Le président turc Recep Tayyip Erdogan a annoncé qu’il envisageait relancer l’accord sur les céréales dans un proche avenir et resterait fidèle à la diplomatie du téléphone avec la Russie.
« Nous utiliserons tous les outils de la diplomatie et concentrerons tous nos efforts sur cette question. Le compromis qui sert l’humanité dans des conditions de guerre a déjà été atteint, et nous ferons de notre mieux pour le poursuivre.
À mon retour en Turquie, j’aurai des pourparlers avec Poutine. En premier lieu, nous nous tiendrons à la diplomatie du téléphone.
Si la visite de Poutine prévue pour août a lieu, nous en discuterons en détail. Je crois que nous allons assurer une prolongation de l’initiative de la mer Noire, sans retarder ce processus », a déclaré le président turc dans une interview aux médias turcs, diffusée par TRT vendredi.
Selon Erdogan, grâce à l’accord sur les céréales, plus de 33 millions de tonnes de céréales ont été fournies aux marchés mondiaux, ce qui « a empêché une crise alimentaire, dont les conséquences seraient beaucoup plus graves qu’après la pandémie mondiale et la crise économique ».

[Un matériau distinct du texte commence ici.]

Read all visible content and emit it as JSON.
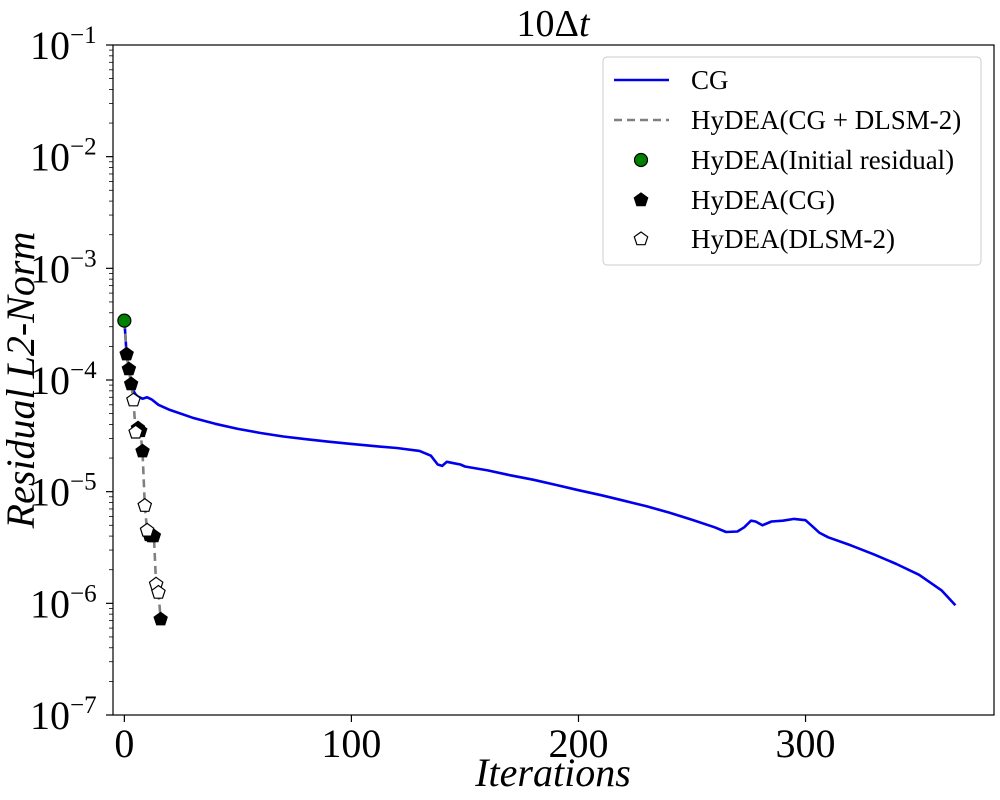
{
  "chart_data": {
    "type": "line",
    "title_base": "10Δ",
    "title_var": "t",
    "xlabel": "Iterations",
    "ylabel": "Residual L2-Norm",
    "xlim": [
      -5,
      383
    ],
    "ylim_log10": [
      -7,
      -1
    ],
    "yscale": "log",
    "x_ticks": [
      0,
      100,
      200,
      300
    ],
    "y_ticks": [
      {
        "exp": -1,
        "base": "10",
        "power": "−1"
      },
      {
        "exp": -2,
        "base": "10",
        "power": "−2"
      },
      {
        "exp": -3,
        "base": "10",
        "power": "−3"
      },
      {
        "exp": -4,
        "base": "10",
        "power": "−4"
      },
      {
        "exp": -5,
        "base": "10",
        "power": "−5"
      },
      {
        "exp": -6,
        "base": "10",
        "power": "−6"
      },
      {
        "exp": -7,
        "base": "10",
        "power": "−7"
      }
    ],
    "legend_position": "top-right",
    "series": [
      {
        "name": "CG",
        "style": "solid-line",
        "color": "#0000ee",
        "points": [
          [
            0,
            0.00034
          ],
          [
            1,
            0.00017
          ],
          [
            2,
            0.000125
          ],
          [
            3,
            9.5e-05
          ],
          [
            4,
            8e-05
          ],
          [
            5,
            7.4e-05
          ],
          [
            6,
            7.1e-05
          ],
          [
            8,
            6.8e-05
          ],
          [
            10,
            7e-05
          ],
          [
            12,
            6.7e-05
          ],
          [
            15,
            6e-05
          ],
          [
            20,
            5.4e-05
          ],
          [
            30,
            4.6e-05
          ],
          [
            40,
            4.05e-05
          ],
          [
            50,
            3.65e-05
          ],
          [
            60,
            3.35e-05
          ],
          [
            70,
            3.12e-05
          ],
          [
            80,
            2.95e-05
          ],
          [
            90,
            2.8e-05
          ],
          [
            100,
            2.68e-05
          ],
          [
            110,
            2.56e-05
          ],
          [
            120,
            2.46e-05
          ],
          [
            130,
            2.32e-05
          ],
          [
            135,
            2.1e-05
          ],
          [
            138,
            1.75e-05
          ],
          [
            140,
            1.7e-05
          ],
          [
            142,
            1.85e-05
          ],
          [
            145,
            1.8e-05
          ],
          [
            148,
            1.75e-05
          ],
          [
            150,
            1.68e-05
          ],
          [
            160,
            1.55e-05
          ],
          [
            170,
            1.4e-05
          ],
          [
            180,
            1.28e-05
          ],
          [
            190,
            1.15e-05
          ],
          [
            200,
            1.03e-05
          ],
          [
            210,
            9.3e-06
          ],
          [
            220,
            8.3e-06
          ],
          [
            230,
            7.4e-06
          ],
          [
            240,
            6.5e-06
          ],
          [
            250,
            5.6e-06
          ],
          [
            260,
            4.8e-06
          ],
          [
            265,
            4.35e-06
          ],
          [
            270,
            4.4e-06
          ],
          [
            273,
            4.8e-06
          ],
          [
            276,
            5.5e-06
          ],
          [
            278,
            5.4e-06
          ],
          [
            281,
            5e-06
          ],
          [
            285,
            5.4e-06
          ],
          [
            290,
            5.5e-06
          ],
          [
            295,
            5.7e-06
          ],
          [
            300,
            5.55e-06
          ],
          [
            303,
            4.9e-06
          ],
          [
            306,
            4.3e-06
          ],
          [
            310,
            3.9e-06
          ],
          [
            320,
            3.3e-06
          ],
          [
            330,
            2.75e-06
          ],
          [
            340,
            2.25e-06
          ],
          [
            350,
            1.8e-06
          ],
          [
            360,
            1.3e-06
          ],
          [
            366,
            9.6e-07
          ]
        ]
      },
      {
        "name": "HyDEA(CG + DLSM-2)",
        "style": "dashed-line",
        "color": "#808080",
        "points": [
          [
            0,
            0.00034
          ],
          [
            1,
            0.00017
          ],
          [
            2,
            0.000125
          ],
          [
            3,
            9.2e-05
          ],
          [
            4,
            6.6e-05
          ],
          [
            5,
            3.4e-05
          ],
          [
            6,
            3.7e-05
          ],
          [
            7,
            3.5e-05
          ],
          [
            8,
            2.3e-05
          ],
          [
            9,
            7.5e-06
          ],
          [
            10,
            4.5e-06
          ],
          [
            11,
            4.1e-06
          ],
          [
            12,
            4e-06
          ],
          [
            13,
            4e-06
          ],
          [
            14,
            1.48e-06
          ],
          [
            15,
            1.25e-06
          ],
          [
            16,
            7.2e-07
          ]
        ]
      },
      {
        "name": "HyDEA(Initial residual)",
        "style": "circle-marker",
        "color": "#008000",
        "points": [
          [
            0,
            0.00034
          ]
        ]
      },
      {
        "name": "HyDEA(CG)",
        "style": "filled-pentagon-marker",
        "color": "#000000",
        "points": [
          [
            1,
            0.00017
          ],
          [
            2,
            0.000125
          ],
          [
            3,
            9.2e-05
          ],
          [
            6,
            3.7e-05
          ],
          [
            7,
            3.5e-05
          ],
          [
            8,
            2.3e-05
          ],
          [
            11,
            4.1e-06
          ],
          [
            12,
            4e-06
          ],
          [
            13,
            4e-06
          ],
          [
            16,
            7.2e-07
          ]
        ]
      },
      {
        "name": "HyDEA(DLSM-2)",
        "style": "open-pentagon-marker",
        "color": "#ffffff",
        "points": [
          [
            4,
            6.6e-05
          ],
          [
            5,
            3.4e-05
          ],
          [
            9,
            7.5e-06
          ],
          [
            10,
            4.5e-06
          ],
          [
            14,
            1.48e-06
          ],
          [
            15,
            1.25e-06
          ]
        ]
      }
    ]
  }
}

La Russie, qui a prolongé à plusieurs reprises l’accord de juillet 2022, a rappelé que la partie de l’accord concernant la Russie – la levée des obstructions aux exportations agricoles – n’avait pas été remplie.
Moscou a également attiré l’attention sur le fait que, bien que les accords soient destinés à envoyer des denrées alimentaires aux pays les plus pauvres, la majeure partie des céréales en provenance d’Ukraine était livrée aux pays occidentaux développés.
Le porte-parole de la présidence russe, Dmitri Peskov, a déclaré que la Russie reviendrait à l’accord, dès que la partie russe de l’accord sera remplie.
Le ministère russe de la Défense a annoncé précédemment que le corridor humanitaire de la mer Noire fermait en raison de la fin de l’accord sur les céréales. À partir de 00h00 (UTC+3) le 20 juillet, tous les navires à destination des ports ukrainiens seront considérés comme des transporteurs potentiels de cargaisons militaires.